Mrs. Thursday let him in, still as cheerful and friendly as she had always been, fussing over his thin coat as if no time had passed.

DCI Thursday – no, Fred, ever since his retirement party – was reading in the living room. He looked tired and old, but he was happy to see him.

“Morse. Long time no see.”

“Good evening, s- Fred. Yes. You know how it is…”

“Yes, yes, in-between the cases and the music it’s not exactly a priority to visit your old DCI.” Thursday smiled the old smile Morse remembered so well.

On his invitation, he sat down next to him and nodded towards the pipe lying on the table. “I thought Mrs. Thursday confiscated that years ago.”

“There is no point in abstaining anymore, is there.”

He hesitated. “Fred…”

There was so much he could have said, and as always in his life, he couldn’t push the words past his lips.

Fred raised his hand and squeezed his shoulder. “It’s alright, lad… You don’t mind me calling you that, do you? I remember those days so well. Almost better than last week, when I think about it. We had our ups and downs, but in the end, we made Oxford a safer place, and that’s what matters in the end.” He smiled. “Who knows, maybe you’ll find your own Sergeant to make a DI out of yet.”

Long after he had said goodbye, the words stayed with Morse. He doubted it. There’d never been anyone who’d worked as willingly with him as DCI Thursday had done.

The next time he saw Mrs. Thursday was at her husband’s funeral the next month.

And still, he worked alone.

Until Lewis.

He knew his sergeant suspected something was wrong.
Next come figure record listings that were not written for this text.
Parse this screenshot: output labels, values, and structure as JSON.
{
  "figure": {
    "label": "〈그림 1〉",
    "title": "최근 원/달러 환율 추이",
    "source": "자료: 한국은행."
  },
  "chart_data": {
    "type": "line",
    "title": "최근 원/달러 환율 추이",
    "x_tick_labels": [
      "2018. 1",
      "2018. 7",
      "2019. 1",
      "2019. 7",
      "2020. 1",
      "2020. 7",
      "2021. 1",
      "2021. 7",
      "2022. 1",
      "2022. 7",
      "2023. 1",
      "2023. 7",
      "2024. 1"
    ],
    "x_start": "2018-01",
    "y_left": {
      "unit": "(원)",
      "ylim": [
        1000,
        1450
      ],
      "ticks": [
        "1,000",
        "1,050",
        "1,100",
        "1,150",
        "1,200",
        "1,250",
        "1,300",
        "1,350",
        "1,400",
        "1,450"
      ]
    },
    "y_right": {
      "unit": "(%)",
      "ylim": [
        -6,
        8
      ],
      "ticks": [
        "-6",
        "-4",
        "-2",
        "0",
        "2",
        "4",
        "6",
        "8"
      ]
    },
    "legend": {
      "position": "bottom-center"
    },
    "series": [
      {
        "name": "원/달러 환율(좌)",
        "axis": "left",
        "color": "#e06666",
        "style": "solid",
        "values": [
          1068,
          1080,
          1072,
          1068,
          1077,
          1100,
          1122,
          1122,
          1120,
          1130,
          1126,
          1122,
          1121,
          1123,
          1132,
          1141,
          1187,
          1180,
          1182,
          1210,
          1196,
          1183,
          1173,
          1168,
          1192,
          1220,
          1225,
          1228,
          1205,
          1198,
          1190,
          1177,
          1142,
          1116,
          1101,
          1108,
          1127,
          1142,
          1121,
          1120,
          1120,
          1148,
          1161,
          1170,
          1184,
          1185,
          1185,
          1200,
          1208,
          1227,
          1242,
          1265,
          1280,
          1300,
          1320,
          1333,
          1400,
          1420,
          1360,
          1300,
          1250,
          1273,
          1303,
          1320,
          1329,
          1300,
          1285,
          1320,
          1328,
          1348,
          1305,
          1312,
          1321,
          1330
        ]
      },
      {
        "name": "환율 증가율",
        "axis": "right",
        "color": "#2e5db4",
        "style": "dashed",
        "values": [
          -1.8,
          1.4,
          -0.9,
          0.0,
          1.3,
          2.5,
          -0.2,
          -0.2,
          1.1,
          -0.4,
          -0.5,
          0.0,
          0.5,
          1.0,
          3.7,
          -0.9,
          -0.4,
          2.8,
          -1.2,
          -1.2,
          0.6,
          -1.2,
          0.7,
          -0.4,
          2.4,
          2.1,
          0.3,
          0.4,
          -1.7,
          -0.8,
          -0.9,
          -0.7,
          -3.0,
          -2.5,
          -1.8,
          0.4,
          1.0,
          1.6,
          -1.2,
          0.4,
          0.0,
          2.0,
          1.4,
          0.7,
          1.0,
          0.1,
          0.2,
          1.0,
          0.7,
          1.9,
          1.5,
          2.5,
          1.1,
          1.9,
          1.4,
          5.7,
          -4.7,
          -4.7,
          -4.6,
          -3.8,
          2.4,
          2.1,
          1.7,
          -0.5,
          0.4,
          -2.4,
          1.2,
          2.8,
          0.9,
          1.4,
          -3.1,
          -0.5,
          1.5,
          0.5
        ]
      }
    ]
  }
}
Normally, he’d have Lewis drive him to a pub, but instead he’d ordered him to bring him home.

“Sir… I’m really sorry about Doctor DeBryn.”

He’d hoped he wouldn’t speak of it. In the same way he’d hoped that Lewis hadn’t realized he’d cried alone in his office after the hospital had called to tell him the news, but that hope was quickly proven to have been misleading when he saw the honest pity in Lewis’ eyes.

Morse couldn’t even bring himself to hate the man for it. He was too decent for that, at least.

“Yes, well.. It was only a matter of time.”

Good old Max, working until the very end, his last words a reminder that had helped crack the case.

Suddenly he remembered Mrs. Albert’s words so long ago and smiled wryly as he imagined DCI Thursday and Max toasting him in some imaginary Heaven.

“He was a good man” Lewis said, and Morse would have objected if he hadn’t known him well enough to realize that what would have sounded generic coming from anyone else was actually the highest praise Lewis could come up with.

One thing was for sure, he wouldn’t speak about him like that once he was gone.

“Yes. I suppose he was.”

“You’d known each other a long time.”

“Thirty-five years” he replied quietly, wondering where they had gone.

Lewis didn’t drive off after he’d stepped out of the car. Instead, he followed him home and had a drink with him, just keeping him quiet company.

He’d miss him when he was made an Inspector, Strange had been right about that.

Morse knew he was dying. In a way, he was lucky; not many would have lived so long the way he’d done.

Lewis came to visit him, of course. Robbie Lewis, loyal to the last.

One of the few true friends he’d ever made in his life, and perhaps the best.

He couldn’t tell him, of course. Even with Death stealing towards him every hour, he couldn’t say it out loud.

He would have liked to.

In the end, he made it. True, Lewis wasn’t there, but Strange was; and so he could ask him to thank Lewis for every hour he’d dealt with him, always kind, always patient.

Of one thing Morse had been absolutely sure since his mother died.

After death, there came nothing.

He would have said it was the first time in his life that he was glad to be wrong, but… well…

Maybe it was all a hallucination anyway. In that case, why not enjoy it while his brain died?

Thursday’s eyes crinkled as he helped him up. “Still the sceptic, I see. Although it is nice to know I’ve finally managed to surprise you. Ready for the big beyond?”